The understanding that Openside fans have in regards to thoughts such as these is always extremely heartwarming and, again, is a huge part of what Openside is all about. It is evident that whilst Possum believes that “[the fans] are very generous with their praise”, there is this huge personal connection that fans are making between themselves and the band that can’t be manufactured. I would disagree that it’s generosity – more just an undeniable gravitational pull towards someone that understands. Just as Pete Wentz enlightened Possum back in their teenage years, they are now guiding others. This ‘generous praise’ is, in fact, entirely justified.
This connection between fan and artist is one that goes beyond what you might usually expect and Openside are very insistent that a barrier is not put up between them.
As someone who at the beginning of our coffee date took an apologetic minute to post an Instagram of a screenshot of BoJack’s response to their Tweet (never come between another human and their right to freak out over social media acknowledgements), Possum understands what it’s like to be a fan. This only became more clear when we got into talking about Lorde, and Possum confessed to staring at their shoes the entire time they were in the same room as her. My point is that they get it and since joining Twitter this past couple of months, they have realised just how accessible fans are and are never afraid of using social media in order to keep that connection going. They know that by simply liking a tweet or responding to a comment on Facebook – something that takes seconds to do – can make someone’s entire day.

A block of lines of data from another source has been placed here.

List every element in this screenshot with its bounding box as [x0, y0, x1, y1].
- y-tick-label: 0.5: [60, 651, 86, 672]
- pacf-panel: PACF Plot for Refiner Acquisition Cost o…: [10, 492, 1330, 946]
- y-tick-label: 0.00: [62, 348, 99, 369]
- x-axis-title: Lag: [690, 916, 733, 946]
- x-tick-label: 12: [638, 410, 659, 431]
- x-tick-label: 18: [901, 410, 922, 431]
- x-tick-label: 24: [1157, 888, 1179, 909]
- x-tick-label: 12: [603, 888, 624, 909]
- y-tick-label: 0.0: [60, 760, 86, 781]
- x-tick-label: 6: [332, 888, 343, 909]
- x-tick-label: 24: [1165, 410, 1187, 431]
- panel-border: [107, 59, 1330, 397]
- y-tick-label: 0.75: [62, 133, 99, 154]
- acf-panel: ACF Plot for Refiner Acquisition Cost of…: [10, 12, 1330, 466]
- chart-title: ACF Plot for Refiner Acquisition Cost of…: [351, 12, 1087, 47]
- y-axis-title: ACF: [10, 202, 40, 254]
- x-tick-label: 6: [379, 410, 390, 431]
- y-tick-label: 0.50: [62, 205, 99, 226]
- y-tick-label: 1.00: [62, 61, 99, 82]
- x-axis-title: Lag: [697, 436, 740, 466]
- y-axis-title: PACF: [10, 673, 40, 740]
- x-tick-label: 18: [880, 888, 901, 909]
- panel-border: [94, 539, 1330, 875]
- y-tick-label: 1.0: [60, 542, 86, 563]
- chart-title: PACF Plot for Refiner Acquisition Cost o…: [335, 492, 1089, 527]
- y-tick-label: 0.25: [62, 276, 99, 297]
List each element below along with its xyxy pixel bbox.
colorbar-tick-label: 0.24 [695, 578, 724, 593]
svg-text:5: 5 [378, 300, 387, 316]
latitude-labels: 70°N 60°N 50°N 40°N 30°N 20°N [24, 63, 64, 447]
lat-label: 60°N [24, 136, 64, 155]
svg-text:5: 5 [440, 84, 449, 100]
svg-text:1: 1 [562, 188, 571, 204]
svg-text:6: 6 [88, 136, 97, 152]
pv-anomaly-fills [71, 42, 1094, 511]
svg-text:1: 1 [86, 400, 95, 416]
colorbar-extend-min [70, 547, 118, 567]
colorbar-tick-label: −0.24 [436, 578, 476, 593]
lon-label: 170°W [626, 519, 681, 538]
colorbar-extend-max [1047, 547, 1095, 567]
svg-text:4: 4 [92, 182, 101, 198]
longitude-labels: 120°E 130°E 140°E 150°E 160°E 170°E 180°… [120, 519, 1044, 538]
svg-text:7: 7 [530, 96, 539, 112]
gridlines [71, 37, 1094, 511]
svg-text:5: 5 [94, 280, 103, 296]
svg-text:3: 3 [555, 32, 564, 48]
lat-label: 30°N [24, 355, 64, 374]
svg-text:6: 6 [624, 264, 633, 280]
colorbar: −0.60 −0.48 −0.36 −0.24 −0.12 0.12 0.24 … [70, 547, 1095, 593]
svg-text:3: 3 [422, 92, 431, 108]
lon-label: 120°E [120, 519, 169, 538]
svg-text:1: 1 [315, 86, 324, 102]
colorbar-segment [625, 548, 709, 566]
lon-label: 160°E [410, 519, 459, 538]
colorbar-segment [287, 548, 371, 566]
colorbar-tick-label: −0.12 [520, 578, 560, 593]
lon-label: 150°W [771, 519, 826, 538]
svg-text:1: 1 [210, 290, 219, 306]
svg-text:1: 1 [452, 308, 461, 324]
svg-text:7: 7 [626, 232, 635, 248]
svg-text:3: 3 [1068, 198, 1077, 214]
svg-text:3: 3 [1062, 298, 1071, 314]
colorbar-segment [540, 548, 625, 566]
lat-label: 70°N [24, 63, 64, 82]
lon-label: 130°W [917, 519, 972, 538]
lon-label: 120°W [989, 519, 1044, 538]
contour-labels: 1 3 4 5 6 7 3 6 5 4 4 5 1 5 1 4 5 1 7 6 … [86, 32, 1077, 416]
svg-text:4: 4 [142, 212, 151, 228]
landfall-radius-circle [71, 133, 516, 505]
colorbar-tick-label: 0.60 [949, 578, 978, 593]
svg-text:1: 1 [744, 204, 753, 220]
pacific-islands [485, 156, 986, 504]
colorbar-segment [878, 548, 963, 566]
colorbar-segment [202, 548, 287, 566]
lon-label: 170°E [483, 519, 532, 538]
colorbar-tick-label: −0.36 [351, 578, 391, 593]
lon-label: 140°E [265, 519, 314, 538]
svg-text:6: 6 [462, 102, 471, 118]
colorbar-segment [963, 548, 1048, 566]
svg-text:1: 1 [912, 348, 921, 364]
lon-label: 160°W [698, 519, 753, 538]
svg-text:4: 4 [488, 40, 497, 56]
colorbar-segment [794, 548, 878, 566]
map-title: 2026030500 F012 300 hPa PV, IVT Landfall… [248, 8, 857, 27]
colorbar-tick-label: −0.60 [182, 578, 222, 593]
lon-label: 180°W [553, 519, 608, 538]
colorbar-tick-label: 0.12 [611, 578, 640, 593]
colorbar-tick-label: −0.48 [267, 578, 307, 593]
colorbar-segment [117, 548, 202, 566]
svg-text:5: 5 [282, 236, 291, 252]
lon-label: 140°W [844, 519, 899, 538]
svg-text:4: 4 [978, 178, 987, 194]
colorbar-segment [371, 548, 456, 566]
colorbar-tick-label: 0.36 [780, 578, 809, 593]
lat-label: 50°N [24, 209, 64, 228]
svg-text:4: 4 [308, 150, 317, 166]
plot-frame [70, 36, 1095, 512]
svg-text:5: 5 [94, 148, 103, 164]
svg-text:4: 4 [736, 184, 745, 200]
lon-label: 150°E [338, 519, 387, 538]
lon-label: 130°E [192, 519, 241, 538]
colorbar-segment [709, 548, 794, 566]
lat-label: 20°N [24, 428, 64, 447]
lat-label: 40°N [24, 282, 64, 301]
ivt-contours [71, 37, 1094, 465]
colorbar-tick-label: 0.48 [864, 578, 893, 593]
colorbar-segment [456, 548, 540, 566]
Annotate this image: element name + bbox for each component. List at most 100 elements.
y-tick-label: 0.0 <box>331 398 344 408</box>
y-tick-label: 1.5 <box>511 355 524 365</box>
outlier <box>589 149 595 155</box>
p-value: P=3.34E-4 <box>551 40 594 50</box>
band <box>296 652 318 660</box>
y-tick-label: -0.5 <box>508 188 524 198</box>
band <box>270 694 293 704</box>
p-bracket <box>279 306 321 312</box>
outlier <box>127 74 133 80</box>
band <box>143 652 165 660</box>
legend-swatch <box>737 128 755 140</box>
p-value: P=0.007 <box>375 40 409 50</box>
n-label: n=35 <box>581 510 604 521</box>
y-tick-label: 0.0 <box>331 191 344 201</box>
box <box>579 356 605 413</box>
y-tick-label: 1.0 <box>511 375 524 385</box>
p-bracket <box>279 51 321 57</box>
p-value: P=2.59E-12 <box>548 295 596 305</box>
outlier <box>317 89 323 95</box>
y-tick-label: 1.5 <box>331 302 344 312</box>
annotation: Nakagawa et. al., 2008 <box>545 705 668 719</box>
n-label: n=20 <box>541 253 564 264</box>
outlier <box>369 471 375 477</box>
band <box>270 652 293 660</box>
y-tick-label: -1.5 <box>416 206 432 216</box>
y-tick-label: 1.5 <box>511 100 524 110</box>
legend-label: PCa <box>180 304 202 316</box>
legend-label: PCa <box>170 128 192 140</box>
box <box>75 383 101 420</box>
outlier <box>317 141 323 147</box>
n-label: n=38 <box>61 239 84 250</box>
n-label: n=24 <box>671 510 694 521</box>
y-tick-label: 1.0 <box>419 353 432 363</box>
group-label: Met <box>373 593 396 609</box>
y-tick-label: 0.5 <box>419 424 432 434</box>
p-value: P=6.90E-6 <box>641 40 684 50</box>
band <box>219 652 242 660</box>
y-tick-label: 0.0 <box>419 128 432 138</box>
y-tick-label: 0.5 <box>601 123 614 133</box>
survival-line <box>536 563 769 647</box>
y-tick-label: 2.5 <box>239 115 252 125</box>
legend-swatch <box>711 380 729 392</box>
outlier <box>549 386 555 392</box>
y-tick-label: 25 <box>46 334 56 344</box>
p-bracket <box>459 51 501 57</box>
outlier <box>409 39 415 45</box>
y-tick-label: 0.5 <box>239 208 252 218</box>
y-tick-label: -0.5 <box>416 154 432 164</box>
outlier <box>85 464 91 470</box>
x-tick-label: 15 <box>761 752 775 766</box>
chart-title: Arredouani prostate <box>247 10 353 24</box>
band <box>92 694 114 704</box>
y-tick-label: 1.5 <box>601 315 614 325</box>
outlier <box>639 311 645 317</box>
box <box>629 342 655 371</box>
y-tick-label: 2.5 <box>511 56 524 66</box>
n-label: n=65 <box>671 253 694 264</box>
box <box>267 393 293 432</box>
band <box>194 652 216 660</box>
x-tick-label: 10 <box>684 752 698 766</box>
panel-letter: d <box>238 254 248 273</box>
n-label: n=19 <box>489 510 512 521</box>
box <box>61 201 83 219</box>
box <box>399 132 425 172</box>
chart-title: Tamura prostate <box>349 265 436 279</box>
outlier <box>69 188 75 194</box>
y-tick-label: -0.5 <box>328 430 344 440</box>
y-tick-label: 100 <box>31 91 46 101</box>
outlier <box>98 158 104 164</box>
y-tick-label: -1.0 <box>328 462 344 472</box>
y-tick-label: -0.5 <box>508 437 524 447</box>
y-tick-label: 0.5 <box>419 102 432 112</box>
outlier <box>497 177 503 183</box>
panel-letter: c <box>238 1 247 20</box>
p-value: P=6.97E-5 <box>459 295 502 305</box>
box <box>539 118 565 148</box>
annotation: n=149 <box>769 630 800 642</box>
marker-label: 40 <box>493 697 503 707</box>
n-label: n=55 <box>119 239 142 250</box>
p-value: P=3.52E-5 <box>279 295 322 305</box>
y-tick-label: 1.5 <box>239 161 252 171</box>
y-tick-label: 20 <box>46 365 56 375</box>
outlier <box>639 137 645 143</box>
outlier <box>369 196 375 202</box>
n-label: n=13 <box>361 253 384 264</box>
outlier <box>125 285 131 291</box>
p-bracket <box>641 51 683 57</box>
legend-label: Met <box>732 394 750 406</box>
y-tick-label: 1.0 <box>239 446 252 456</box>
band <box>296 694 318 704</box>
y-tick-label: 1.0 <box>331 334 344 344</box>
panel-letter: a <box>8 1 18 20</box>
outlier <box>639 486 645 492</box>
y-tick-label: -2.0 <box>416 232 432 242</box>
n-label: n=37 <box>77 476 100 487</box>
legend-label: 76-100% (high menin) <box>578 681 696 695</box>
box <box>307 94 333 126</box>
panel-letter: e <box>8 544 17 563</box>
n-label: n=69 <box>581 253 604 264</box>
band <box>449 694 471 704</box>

“I wanna do it in a way that treats them like a peer, not fan and artist. That’s always a tricky one.”
We discussed the difficulties faced once an artist gets bigger and the best way to meet fans once that happens. Artists that charge for their meet and greets get a lot of grief since it isolates the fans that have money and can afford it from the ones that can’t. This in itself is something that can reinforce that barrier and turn it into a fan/artist relationship as opposed to a peer relationship because fans begin to see the artist as unattainable. It’s hard to see someone as a peer when you lose all hope at ever being able to have a conversation with them.
“But at the same time it’s impossible to make any money, like you think of Demi [Lovato] who has her skincare range and stuff, there’s no way, no one’s buying anything… You kind of have to overcharge for merch and slightly overcharge for ticket sales and people complain that ticket sales get more expensive but it’s like… you didn’t pay for the album! It’s really rough.”
For now, though, Possum continues to happily follow back fans on Instagram and Twitter and has many of them as friends on Facebook. For now, there is no barrier and I have no doubt that they will strive to keep it organic in that way for as long as is possible.
The EP release will be accompanied by a whole new range of AS Color merchandise, with artwork designed by the same artist that designed the Branches single artwork. Is there going to be a vinyl? I sure hope so. Nothing would make me happier than owning the first ever physical copy of Openside’s music. I hope you all follow suit. Like I said. They’re going to be huge.